The Midnight Palace - Carlos Ruiz Zafon [32]
‘An animal?’
‘I don’t know. It was probably just my own imagination.’
Aware of Bankim’s disdain for superstition and alleged supernatural phenomena, Ben knew the teacher would never admit to having seen something that was beyond his powers of analysis or understanding. If his mind couldn’t explain it, his eyes couldn’t see it. As simple as that.
‘If that’s the case,’ Ben insisted one last time, ‘what else did you imagine?’
Bankim looked up at the blackened gap that a few hours earlier had been Thomas Carter’s office.
‘I thought this thing was laughing,’ Bankim admitted in a whisper. ‘But I’m not going to repeat that to anyone.’
Ben nodded and, leaving Bankim by the ambulance, he walked over to his friends, who were desperate to hear about his conversation with Carter. Only Sheere observed him with visible concern, as if, deep in her heart, she alone was capable of understanding that Ben’s news would steer events down a dark and fatal path from which none of them would be able to escape.
‘We need to talk,’ said Ben calmly. ‘But not here.’
I RECALL THAT MAY MORNING AS THE FIRST SIGN OF a storm that was relentlessly closing in on us, shaping our destiny, building up behind our backs and swelling in the shadow of our complete innocence – that blessed ignorance which made us believe we were worthy of a special state of grace: because we had no past we felt we had nothing to fear from the future.
Little did we know that the jackals of misfortune were not pursuing poor Thomas Carter. Their fangs thirsted for younger blood, blood infused with the stain of a curse that could not be hidden, not even among the noisy street markets or in the depths of Calcutta’s deserted palaces.
We followed Ben to the Midnight Palace, searching for a secret place where we could listen to what he had to say. That day none of us feared that behind the strange accident and the uncertain words uttered by the scorched lips of our headmaster there might be any threat greater than that of separation and the emptiness towards which the blank pages of our future seemed to be leading us.
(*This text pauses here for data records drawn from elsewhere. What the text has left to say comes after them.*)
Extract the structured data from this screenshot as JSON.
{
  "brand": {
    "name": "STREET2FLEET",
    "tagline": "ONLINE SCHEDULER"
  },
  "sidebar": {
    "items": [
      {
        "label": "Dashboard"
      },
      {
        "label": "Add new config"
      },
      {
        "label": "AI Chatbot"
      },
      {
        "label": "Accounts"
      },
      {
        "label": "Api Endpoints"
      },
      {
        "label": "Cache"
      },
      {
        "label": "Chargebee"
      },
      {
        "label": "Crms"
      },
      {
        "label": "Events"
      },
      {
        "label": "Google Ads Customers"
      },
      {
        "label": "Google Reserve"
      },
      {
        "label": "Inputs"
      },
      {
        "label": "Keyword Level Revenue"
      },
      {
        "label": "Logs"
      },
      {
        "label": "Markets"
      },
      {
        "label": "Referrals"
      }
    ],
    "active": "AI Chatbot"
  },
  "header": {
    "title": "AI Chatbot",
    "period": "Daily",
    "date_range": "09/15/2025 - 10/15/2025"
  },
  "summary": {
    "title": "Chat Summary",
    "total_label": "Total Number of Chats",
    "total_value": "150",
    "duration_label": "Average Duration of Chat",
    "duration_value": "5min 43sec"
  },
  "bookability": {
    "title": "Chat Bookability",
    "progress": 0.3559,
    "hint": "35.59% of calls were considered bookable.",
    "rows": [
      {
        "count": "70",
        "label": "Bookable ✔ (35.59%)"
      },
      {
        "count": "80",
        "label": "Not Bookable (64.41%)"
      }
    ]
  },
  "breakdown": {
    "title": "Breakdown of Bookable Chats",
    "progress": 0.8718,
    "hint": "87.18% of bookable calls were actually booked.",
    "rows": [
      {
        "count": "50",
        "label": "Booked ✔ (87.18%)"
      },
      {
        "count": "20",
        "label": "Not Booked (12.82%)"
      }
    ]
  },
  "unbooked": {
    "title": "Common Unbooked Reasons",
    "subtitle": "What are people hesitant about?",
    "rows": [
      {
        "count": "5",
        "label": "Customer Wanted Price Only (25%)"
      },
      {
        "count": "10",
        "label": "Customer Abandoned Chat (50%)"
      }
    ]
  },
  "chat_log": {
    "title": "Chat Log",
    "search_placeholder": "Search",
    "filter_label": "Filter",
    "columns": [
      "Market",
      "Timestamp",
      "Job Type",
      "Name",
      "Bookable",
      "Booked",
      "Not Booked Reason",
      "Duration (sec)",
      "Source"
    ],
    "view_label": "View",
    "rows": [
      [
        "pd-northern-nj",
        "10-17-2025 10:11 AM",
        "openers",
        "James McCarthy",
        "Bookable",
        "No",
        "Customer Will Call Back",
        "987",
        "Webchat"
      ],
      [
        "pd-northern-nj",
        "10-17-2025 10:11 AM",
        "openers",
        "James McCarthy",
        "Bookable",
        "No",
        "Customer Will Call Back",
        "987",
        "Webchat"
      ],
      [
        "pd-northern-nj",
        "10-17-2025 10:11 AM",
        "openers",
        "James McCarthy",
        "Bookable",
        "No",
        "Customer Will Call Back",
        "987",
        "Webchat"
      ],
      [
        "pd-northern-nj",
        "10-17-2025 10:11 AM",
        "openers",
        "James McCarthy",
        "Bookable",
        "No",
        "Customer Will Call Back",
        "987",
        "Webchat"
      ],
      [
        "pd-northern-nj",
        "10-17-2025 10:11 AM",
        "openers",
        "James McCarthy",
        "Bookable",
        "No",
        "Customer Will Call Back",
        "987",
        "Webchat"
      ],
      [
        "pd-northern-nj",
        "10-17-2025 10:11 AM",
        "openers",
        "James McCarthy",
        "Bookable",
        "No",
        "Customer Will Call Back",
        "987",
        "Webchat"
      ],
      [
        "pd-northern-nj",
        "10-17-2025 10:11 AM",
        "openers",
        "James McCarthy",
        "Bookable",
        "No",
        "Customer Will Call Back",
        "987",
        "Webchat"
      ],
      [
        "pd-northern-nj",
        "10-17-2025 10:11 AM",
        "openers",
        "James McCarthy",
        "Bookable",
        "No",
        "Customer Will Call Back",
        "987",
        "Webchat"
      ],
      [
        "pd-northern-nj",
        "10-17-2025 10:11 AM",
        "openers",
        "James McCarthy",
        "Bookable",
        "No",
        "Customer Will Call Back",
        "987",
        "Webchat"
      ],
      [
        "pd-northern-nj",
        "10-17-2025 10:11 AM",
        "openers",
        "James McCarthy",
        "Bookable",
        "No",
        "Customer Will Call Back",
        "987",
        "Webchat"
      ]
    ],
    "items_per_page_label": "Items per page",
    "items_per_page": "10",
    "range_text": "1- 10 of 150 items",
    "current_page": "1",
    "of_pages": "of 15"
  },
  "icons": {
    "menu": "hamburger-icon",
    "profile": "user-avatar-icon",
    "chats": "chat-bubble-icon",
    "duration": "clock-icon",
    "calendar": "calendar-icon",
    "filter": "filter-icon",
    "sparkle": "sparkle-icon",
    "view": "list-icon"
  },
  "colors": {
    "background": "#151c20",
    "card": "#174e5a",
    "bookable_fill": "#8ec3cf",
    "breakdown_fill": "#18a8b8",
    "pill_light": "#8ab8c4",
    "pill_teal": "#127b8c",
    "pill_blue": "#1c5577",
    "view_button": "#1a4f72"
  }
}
We had yet to learn that the Devil created youth so that we could make our mistakes, and that God established maturity and old age so that we could pay for them …
I also remember that as we listened to Ben’s report of his conversation with Thomas Carter, each one of us, without exception, knew he was keeping something from us, something the wounded headmaster had confided in him. And I remember the worried expression on the faces of my friends, mirrored on my own, as we realised that, for the first time in all those years, our friend Ben had chosen to keep us in the dark.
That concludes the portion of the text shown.